Mr. Wang was a Taiwanese refugee a long time ago, someone says, but I think they mean immigrant. He got a job with a big factory in town and did pretty well. He and his wife don’t talk to people in the neighborhood except to the lady across the street. They have brilliant kids who didn’t know to roller skate when they were little. They’re grown up and living in California now. One became a doctor, maybe? Anyway, they’re smart.

Mr. Wang had, has? cancer. He’s small to begin with, but now he weighs 98 lbs, a lady says. He still worked in his yard up until two days ago, though he started sitting on a low seat under the Japanese maple a lot and wore a surgical mask.

My husband walks down to the Wangs’ house, though neither one of us has ever so much as said hello to them.
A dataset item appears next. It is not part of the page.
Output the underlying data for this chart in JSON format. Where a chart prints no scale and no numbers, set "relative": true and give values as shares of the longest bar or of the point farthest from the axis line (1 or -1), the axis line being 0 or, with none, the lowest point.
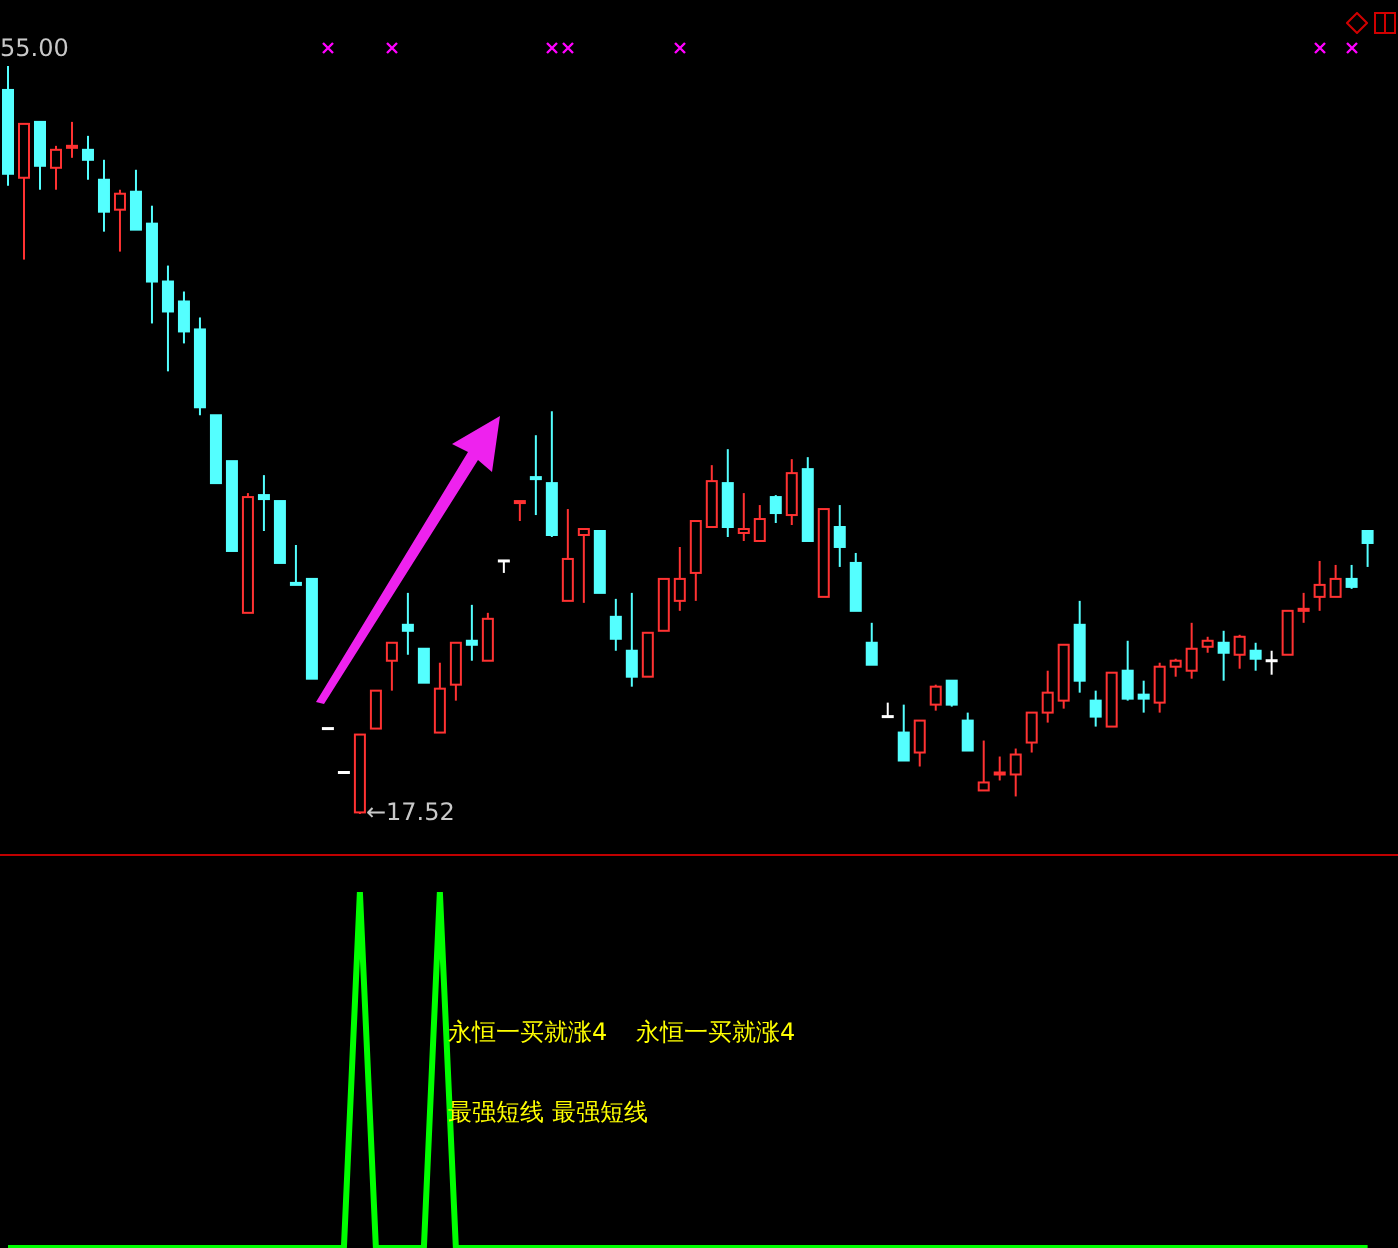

EMT’s carry a gurney out of the house, a tiny shrouded body on it. We can’t tell if the face is covered from where we stand. Someone says he’s gone already. But then the ambulance turns on its siren, and we figure they wouldn’t do that if he was already dead, would they?

When my husband returns, he tells us Mr. Wang had died, that the emergency people broke his sternum trying to get him to breathe again. His chest caves in at a steep angle, but he’s alive, for now.

I helped Mrs. Wang into the ambulance, he says.

This morning, one of the neighbors from last night’s huddle tells us Mr. Wang died again at midnight, but not before he became responsive in the hospital. That’s what he said: became responsive. We imagine him grasping his wife’s hand, telling her it’s okay, to let him go. But we don’t know anything for sure. Or at all, really.

Mrs. Wang is out in her yard exactly five and a half hours after her husband died. It’s trash day, and she moves her cans to the end of the street so the trash man can do his work without walking on her driveway. Then she gets out the salad tongs and cleans up her grass.

And I can’t help but wish I’d said hello before.